SAS instead of sATA?
or FC-disks?
can you suggest something?  :D
mariush:
WD Gold Enterprise drives are specc'ed as this :  datasheet

Load/unload cycles 600,000 
Non-recoverable read errors per bits read <1 in 1015
MTBF (hours) 2,500,000 
AFR (%) 0.35 
Limited warranty (years)  5

Workload  (in fineprint)  219 TB per year

WD Red Plus : datasheet

Reliability/Data Integrity
Load/unload cycles4 600,000
Non-recoverable errors per bits read <1 in 1014
MTBF (hours)5 1,000,000 
Workload Rate (TB/year)  180
Limited warranty (years)  3

AFR not specified ..

So you can see  2.5 M  vs 1M MTBF , 219 TB/year vs 180 TB/year  etc etc ...  In theory the enteprise drive is better. 

In practice, you could buy 10 enterprise drives and 10 nas drives and have more enterprise drives fail on you within a year. 

Backblaze publishes stats for their inventory of drives, and their AFR is a bit higher, at around 0.5-0.7, with Seagate being much worse, close to 1-2% : https://www.backblaze.com/blog/backblaze-drive-stats-for-2021/

But take their results with a big grain of salt, because they don't use the hard drives as a typical person would use them - they have 4U cases where they shove 40+ drives in a case, so they're probably running much warmer than normal, and there's significantly more vibrations compared to what a drive would experience in a normal case, or in a max 8 drive NAS system.

They had 202759 drives in 2021, and 1820 died ... 1.01 AFR average, but Seagate drives peaked at 4.8% AFR ( 77 out of 1611 14 TB drives died)
You'll find HGST drives ( now WD Gold and other higher end models) among the lowest failure drives.



james_s:

--- Quote from: Ranayna on April 30, 2022, 07:41:50 am ---5 1/4" drives would be slooooooow, compared to 3.5" disks, and spinning rust is already slow compared to SSDs.
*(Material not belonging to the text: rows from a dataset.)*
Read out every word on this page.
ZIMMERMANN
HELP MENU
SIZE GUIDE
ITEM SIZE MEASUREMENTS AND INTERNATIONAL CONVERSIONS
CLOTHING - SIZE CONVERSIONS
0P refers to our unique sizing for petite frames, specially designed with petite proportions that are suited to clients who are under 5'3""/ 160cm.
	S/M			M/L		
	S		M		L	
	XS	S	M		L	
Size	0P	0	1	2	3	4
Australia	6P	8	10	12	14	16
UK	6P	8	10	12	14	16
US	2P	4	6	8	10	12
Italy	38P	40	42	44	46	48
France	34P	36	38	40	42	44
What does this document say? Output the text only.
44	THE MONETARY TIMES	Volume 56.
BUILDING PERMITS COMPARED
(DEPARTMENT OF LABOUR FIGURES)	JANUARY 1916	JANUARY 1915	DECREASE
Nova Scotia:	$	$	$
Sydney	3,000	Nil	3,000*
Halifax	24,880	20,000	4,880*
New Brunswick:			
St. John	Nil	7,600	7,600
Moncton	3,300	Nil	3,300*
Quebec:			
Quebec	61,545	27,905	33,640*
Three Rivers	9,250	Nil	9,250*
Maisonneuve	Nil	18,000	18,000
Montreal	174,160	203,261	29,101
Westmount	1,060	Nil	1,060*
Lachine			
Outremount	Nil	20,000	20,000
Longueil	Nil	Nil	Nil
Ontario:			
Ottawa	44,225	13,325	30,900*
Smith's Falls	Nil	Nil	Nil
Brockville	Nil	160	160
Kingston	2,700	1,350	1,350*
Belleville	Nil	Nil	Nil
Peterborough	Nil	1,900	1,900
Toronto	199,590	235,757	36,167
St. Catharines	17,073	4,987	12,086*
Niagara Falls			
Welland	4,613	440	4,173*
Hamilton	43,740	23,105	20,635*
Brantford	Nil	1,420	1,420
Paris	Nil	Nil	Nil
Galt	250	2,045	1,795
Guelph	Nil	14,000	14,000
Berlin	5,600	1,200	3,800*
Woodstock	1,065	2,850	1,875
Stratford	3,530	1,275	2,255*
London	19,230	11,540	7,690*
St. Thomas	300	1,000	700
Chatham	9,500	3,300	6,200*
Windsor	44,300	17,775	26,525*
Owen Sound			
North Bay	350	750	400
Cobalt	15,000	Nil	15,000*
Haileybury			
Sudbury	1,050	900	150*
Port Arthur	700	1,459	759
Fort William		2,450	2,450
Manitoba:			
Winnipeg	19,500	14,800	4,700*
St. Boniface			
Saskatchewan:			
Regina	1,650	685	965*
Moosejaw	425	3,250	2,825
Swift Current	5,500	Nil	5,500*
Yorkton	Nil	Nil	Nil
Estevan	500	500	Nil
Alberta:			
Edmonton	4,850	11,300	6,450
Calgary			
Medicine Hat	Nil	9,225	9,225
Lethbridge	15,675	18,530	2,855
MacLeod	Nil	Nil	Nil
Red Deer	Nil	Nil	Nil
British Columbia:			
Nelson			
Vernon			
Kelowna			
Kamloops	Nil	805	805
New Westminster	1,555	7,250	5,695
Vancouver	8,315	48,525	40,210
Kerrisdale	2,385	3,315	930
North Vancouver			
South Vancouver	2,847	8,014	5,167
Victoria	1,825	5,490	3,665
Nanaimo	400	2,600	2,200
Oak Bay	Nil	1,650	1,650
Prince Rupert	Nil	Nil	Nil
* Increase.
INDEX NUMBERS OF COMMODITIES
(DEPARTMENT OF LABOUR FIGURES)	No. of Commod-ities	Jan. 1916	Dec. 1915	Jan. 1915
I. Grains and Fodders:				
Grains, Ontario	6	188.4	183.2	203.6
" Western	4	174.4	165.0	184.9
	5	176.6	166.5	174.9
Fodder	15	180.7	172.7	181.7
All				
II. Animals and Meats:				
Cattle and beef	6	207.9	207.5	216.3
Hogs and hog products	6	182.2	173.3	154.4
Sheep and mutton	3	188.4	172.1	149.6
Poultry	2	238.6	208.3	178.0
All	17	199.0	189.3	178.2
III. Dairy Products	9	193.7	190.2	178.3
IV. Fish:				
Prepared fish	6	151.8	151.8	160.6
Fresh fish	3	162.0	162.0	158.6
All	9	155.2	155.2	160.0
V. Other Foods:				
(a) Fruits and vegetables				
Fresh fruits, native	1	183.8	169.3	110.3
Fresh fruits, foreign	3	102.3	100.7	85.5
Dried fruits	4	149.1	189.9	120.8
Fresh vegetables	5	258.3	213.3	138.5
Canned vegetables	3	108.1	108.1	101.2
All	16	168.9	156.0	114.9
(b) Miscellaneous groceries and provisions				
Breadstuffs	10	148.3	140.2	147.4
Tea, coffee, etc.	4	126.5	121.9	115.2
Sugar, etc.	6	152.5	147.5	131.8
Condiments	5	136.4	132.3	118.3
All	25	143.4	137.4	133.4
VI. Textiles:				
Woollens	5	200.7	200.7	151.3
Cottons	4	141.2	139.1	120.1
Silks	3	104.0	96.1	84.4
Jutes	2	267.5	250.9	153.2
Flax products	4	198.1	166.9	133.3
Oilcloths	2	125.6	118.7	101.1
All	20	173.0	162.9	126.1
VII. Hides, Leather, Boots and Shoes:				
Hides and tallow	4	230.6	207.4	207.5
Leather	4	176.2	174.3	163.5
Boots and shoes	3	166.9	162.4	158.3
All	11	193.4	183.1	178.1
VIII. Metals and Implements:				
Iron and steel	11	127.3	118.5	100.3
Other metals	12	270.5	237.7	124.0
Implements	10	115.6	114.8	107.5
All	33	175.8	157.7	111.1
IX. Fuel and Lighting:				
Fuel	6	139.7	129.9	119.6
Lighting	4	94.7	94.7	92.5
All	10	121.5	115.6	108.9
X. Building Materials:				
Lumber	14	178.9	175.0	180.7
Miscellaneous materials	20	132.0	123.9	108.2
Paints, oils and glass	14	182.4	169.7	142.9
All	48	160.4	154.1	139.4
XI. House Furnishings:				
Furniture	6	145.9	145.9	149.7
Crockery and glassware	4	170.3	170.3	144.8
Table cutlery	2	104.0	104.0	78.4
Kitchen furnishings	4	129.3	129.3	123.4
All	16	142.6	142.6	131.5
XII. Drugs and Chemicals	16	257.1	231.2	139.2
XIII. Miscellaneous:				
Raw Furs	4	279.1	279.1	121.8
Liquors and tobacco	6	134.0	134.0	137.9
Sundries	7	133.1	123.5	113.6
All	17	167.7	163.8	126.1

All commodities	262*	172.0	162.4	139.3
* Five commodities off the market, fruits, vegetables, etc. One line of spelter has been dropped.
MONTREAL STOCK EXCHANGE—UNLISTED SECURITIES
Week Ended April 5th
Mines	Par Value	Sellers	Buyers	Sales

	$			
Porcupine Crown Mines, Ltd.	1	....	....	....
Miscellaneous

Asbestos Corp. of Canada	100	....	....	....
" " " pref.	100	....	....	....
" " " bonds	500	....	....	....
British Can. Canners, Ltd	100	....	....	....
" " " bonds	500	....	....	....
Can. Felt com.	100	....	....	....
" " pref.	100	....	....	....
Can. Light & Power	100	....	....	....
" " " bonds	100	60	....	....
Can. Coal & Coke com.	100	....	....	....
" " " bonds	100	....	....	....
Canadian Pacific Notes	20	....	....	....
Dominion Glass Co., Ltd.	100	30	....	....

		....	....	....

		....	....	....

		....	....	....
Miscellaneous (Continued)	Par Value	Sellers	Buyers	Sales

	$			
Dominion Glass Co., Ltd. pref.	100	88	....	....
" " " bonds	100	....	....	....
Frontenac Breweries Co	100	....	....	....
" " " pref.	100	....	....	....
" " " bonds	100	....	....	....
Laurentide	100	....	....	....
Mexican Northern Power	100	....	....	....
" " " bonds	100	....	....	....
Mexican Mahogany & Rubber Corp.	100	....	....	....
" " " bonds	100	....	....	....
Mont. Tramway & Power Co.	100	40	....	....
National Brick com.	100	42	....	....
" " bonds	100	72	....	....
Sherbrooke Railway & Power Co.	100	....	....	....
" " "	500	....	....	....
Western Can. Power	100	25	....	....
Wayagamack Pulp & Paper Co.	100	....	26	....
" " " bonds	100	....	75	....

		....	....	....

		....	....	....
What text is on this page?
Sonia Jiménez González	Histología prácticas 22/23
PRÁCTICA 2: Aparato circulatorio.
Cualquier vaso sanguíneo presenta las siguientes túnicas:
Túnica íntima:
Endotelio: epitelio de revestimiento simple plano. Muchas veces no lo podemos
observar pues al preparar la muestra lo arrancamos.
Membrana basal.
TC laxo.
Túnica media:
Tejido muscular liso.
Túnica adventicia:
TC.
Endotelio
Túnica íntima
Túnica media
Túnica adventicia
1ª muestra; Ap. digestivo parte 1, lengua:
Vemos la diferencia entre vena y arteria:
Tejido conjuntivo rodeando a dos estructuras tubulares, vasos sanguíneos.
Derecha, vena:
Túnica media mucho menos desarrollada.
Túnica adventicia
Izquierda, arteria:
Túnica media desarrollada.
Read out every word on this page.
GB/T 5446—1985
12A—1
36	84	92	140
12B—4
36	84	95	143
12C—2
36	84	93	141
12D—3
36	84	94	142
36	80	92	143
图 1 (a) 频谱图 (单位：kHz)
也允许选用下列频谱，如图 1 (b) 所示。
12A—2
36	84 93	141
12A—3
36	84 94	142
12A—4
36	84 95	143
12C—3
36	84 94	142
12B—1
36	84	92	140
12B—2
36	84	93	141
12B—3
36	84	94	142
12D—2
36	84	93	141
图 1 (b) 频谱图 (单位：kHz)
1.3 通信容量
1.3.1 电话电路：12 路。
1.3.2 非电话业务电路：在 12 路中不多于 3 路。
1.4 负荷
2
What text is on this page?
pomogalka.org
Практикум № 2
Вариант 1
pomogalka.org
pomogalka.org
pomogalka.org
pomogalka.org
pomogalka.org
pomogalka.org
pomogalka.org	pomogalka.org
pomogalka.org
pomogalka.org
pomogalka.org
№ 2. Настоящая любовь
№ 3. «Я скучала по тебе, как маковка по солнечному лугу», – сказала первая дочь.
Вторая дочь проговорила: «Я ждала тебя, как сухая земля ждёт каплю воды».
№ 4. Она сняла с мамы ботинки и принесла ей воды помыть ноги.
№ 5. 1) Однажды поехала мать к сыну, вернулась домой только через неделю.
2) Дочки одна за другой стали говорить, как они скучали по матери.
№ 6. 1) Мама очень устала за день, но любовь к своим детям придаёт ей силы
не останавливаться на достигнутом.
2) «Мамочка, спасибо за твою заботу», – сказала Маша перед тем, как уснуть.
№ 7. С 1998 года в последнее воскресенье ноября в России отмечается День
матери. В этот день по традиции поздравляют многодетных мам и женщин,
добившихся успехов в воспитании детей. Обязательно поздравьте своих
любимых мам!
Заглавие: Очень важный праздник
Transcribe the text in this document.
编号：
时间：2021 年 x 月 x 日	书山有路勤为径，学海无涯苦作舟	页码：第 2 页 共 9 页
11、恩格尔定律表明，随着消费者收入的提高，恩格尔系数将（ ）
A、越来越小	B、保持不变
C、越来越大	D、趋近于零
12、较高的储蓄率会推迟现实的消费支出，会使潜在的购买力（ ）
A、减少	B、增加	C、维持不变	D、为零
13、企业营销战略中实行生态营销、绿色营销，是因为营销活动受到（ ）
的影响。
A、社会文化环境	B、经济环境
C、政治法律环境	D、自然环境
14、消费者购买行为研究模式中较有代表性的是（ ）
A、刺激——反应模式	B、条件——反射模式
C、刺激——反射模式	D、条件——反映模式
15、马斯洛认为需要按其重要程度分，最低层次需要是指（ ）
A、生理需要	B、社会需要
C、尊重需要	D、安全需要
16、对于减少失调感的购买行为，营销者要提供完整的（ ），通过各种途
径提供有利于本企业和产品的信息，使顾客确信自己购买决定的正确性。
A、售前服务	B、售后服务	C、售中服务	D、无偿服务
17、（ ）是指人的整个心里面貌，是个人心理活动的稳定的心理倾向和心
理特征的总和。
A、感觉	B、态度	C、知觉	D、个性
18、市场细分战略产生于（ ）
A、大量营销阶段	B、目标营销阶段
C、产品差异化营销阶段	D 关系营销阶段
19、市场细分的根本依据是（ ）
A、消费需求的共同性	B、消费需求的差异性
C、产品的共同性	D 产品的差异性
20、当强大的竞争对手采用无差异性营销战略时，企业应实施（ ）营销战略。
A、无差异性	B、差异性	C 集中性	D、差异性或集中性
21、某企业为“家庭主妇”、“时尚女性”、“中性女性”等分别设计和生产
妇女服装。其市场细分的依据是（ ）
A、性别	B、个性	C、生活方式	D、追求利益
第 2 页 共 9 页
The seek times would be significantly longer, and also the large platters cannot be driven to the high RPMs of modern disks without starting to wobble.
There is a reason why, back in the day, the highest performance harddisks generally were 2.5". Even many 3.5" harddisks used smaller platters.

--- End quote ---

In a lot of cases that doesn't matter. I use SMR drives for backing up my media server, they're slow, but I don't care, I just kick off the backup and a few days later it's finished. If I could get a single 16+TB 5.25" drive that cost less than a pair of 8TB 3.5" drives I would seriously consider it. Doubt this will happen though.